Rising mounds of waste invitation to communicable diseases like Hepatitis A and leptospirosis: expert
The uncertainty over solid waste collection following the deadlock at Brahmapuram seems to be escalating as the city remained dotted with garbage piles on Thursday.
The corporation’s sanitation workers had stopped collecting waste after the massive fire at the Brahmapuram solid waste treatment plant on February 22. The corporation authorities decided to suspend waste collection for at least a week following the incident.
Efforts by the district administration to ease the situation had failed after the Vadavucode-Puthencruz panchayat representatives made it clear that waste dumping at the site could not be permitted until safe and scientific steps were implemented to prevent fires in the future.
The waste collection process in major municipalities in the district was also hit considerably as most of them depend on the Brahmapuram facility. With no immediate solution in sight, the garbage situation is likely to turn worse, according to Kochi residents.
According to Junaid Rahman, president, Indian Medical Association, Kochi chapter, the rising mounds of waste is an invitation to communicable diseases. While high temperature is not conducive to the growth of microbes, pile-up of garbage at every other street corner will create conditions leading to outbreak of diseases like Hepatitis A (jaundice), leptospirosis, and even skin problems, he said.
Dr. Rahman said rodents and animals were likely to spread waste dumped in street corners to nearby places. The inherent moisture in dumped waste could generate leachate that would contaminate the surroundings and create conditions for harmful bacteria to grow, he added.
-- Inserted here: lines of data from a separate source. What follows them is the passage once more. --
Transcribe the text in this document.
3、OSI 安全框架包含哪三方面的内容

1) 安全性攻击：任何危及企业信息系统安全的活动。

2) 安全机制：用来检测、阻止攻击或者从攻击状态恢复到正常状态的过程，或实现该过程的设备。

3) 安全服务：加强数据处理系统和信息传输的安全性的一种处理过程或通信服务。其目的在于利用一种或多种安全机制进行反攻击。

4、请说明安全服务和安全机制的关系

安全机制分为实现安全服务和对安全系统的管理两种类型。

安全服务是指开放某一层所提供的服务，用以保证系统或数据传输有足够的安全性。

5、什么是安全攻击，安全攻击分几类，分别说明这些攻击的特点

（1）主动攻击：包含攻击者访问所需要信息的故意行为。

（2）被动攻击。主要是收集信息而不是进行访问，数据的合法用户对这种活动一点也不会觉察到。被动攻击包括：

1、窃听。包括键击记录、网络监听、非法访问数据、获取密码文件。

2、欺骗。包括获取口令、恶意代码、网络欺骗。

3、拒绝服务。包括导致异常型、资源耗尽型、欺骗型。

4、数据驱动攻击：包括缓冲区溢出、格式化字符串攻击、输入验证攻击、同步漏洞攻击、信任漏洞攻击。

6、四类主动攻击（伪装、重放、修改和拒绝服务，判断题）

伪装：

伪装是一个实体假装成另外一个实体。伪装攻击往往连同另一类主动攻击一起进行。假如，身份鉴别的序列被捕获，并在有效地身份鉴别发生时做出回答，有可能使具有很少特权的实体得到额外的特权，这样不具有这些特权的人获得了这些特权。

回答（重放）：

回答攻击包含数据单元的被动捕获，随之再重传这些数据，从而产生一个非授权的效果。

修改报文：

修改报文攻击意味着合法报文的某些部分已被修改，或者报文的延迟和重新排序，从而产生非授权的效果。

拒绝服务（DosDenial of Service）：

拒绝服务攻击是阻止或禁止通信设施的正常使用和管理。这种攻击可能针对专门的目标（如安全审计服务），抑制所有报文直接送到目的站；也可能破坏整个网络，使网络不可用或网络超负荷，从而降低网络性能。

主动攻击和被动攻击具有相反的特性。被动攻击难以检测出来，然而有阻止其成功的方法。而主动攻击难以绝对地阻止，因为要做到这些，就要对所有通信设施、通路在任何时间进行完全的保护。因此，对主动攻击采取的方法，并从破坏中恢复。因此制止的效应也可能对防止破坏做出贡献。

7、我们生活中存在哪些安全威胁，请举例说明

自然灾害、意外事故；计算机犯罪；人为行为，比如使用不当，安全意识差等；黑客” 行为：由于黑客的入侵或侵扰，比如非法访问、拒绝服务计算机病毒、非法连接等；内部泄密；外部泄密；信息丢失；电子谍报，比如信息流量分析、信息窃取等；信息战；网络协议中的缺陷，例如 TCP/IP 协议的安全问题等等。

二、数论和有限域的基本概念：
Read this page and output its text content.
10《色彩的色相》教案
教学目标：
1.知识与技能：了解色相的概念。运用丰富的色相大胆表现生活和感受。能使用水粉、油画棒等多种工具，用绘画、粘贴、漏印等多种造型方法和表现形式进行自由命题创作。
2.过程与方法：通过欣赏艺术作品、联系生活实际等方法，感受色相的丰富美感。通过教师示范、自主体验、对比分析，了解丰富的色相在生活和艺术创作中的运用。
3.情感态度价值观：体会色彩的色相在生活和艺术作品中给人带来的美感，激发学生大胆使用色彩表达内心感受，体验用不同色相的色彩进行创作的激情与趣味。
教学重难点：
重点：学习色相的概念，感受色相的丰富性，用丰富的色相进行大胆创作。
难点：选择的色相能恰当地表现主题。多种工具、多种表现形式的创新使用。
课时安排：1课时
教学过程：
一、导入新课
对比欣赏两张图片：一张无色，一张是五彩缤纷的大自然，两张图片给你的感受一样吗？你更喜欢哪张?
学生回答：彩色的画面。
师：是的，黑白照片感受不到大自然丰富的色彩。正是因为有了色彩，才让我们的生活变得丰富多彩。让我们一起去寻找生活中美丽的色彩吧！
Condemning the corporation’s handling of solid waste, he also wondered what the councillors had learned from their study trips abroad.
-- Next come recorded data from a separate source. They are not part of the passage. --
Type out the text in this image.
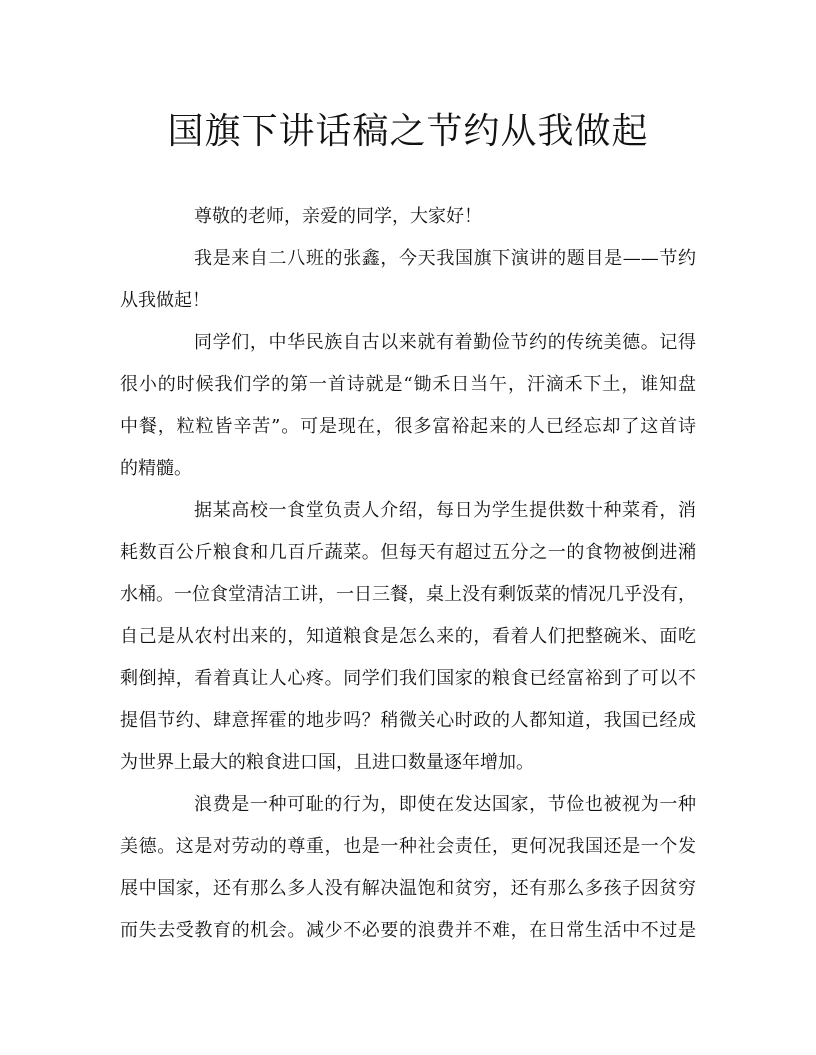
国旗下讲话稿之节约从我做起
尊敬的老师，亲爱的同学，大家好！
我是来自二八班的张鑫，今天我国旗下演讲的题目是——节约
从我做起！
同学们，中华民族自古以来就有着勤俭节约的传统美德。记得
很小的时候我们学的第一首诗就是“锄禾日当午，汗滴禾下土，谁知盘
中餐，粒粒皆辛苦”。可是现在，很多富裕起来的人已经忘却了这首诗
的精髓。
据某高校一食堂负责人介绍，每日为学生提供数十种菜肴，消
耗数百公斤粮食和几百斤蔬菜。但每天有超过五分之一的食物被倒进潲
水桶。一位食堂清洁工讲，一日三餐，桌上没有剩饭菜的情况几乎没有，
自己是从农村出来的，知道粮食是怎么来的，看着人们把整碗米、面吃
剩倒掉，看着真让人心疼。同学们我们国家的粮食已经富裕到了可以不
提倡节约、肆意挥霍的地步吗？稍微关心时政的人都知道，我国已经成
为世界上最大的粮食进口国，且进口数量逐年增加。
浪费是一种可耻的行为，即使在发达国家，节俭也被视为一种
美德。这是对劳动的尊重，也是一种社会责任，更何况我国还是一个发
展中国家，还有那么多人没有解决温饱和贫穷，还有那么多孩子因贫穷
而失去受教育的机会。减少不必要的浪费并不难，在日常生活中不过是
Hansa Johny, president of Panampilly Nagar Women’s Association, said heaps of garbage could be seen everywhere in the locality, leaving residents worried. “Any delay in resolving the issue may have an adverse impact on the people’s health,” she added.
Mallika, an entrepreneur, said garbage heaps attracted dogs and rats, making life miserable for city residents. “Drains have become breeding grounds for mosquitoes. Indiscriminate dumping of solid waste into waterbodies has also become a common feature,” she added.
As a long-term plan, Dr. Rahman stressed the need for evolving a waste management culture in the city.